Si, abbiamo radici altrove (che vogliamo curare e valorizzare come ricchezza e elemento aggiunto alla nostra identità), ma tutto il nostro tronco e i nostri rami sono qui. Qui i nostri frutti cresceranno, cadranno, doneranno nuovi semi che daranno nuova energia al grande e meraviglioso ciclo della vita.

Caro Presidente, mi auguro che il Suo appello di serietà, rispetto, considerazione e “investimento” sui nuovi italiani, giunga al cuore di chi questo Paese lo guida e lo proietta verso il futuro. Un futuro che deve dar spazio a tutti, nel rispetto dei diritti umani chiedendo in cambio il giusto dovere civico e non solo.

Noi, nuovi italiani (anche se non tutti confermati sulla carta) siamo in “piena identificazione con i valori di storia e di lingua, e con i principi giuridici e costituzionali che sono propri della nostra nazione e del nostro Stato democratico”.

Chiediamo di essere riconosciuti, con più facilità e in tempi ragionevoli, non dimenticando che una fascia significativa dei potenziali nuovi italiani sono figli di immigrati nati e cresciuti nel nostro Paese, a maggior ragione con il diritto di ritrovarsi inseriti ufficialmente tra i cittadini italiani.

Chiediamo di naturalizzare il nostro essere italiani anche se ne siamo un po’ una rivisitazione.

Concedere e riconoscere tutto ciò non solo sulla carta ma anche socialmente e civilmente, evitando la creazione di ghettizzazione, l’esclusione sociale e i cittadini di serie B.

Chiediamo un modello italiano di cooperazione, interazione e interdipendenza che faccia dell’Italia un esempio per tutto il mondo.
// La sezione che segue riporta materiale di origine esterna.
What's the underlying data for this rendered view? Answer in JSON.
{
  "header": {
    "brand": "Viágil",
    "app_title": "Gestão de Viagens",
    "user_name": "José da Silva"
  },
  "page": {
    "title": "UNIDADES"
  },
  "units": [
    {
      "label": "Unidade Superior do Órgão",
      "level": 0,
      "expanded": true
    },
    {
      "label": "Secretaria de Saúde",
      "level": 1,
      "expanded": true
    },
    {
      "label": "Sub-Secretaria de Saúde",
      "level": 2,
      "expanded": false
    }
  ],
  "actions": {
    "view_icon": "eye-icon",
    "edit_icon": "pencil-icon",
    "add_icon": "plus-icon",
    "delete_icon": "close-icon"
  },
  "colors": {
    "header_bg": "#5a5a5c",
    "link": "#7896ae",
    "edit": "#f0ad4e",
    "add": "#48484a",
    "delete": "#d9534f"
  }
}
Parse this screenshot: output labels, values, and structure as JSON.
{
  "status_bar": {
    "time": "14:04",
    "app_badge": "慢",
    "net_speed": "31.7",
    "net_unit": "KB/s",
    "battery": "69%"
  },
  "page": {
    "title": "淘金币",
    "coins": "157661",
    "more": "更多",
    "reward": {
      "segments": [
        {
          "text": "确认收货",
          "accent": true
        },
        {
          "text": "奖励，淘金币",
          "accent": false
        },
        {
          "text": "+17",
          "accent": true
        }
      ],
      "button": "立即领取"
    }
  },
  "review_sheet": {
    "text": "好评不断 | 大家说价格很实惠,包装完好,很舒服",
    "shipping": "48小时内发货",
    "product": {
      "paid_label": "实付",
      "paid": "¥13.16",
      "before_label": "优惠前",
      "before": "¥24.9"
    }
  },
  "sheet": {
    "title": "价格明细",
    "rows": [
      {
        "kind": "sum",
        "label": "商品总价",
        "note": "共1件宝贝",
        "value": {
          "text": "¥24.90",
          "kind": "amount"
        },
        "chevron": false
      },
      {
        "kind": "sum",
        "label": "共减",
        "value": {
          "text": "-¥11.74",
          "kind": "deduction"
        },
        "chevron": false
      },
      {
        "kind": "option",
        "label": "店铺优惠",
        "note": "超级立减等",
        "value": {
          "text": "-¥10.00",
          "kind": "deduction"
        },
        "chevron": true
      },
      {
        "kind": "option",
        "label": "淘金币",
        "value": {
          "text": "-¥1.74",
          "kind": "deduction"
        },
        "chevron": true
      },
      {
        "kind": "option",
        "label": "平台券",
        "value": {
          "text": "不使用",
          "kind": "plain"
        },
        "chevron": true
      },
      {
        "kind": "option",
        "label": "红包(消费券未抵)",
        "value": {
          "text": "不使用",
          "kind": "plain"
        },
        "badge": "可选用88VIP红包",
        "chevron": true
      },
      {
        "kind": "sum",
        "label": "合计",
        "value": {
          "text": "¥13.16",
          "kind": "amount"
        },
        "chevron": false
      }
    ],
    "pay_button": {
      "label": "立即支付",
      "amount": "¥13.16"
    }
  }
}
Siamo ancora in tempo.

Per una antica legge della natura, i caratteri nuovi sono spesso motivo di forza, innovazione, propulsione in avanti e perché no una risposta alle sfide del futuro.

Fedele alla Repubblica e alla Patria italiana e in attesa che essa mi riconosca come sua nuova figlia, auguro a Lei e a tutte le donne e gli uomini che scelgono il bene e respingono il male, serenità, armonia, pace e amore.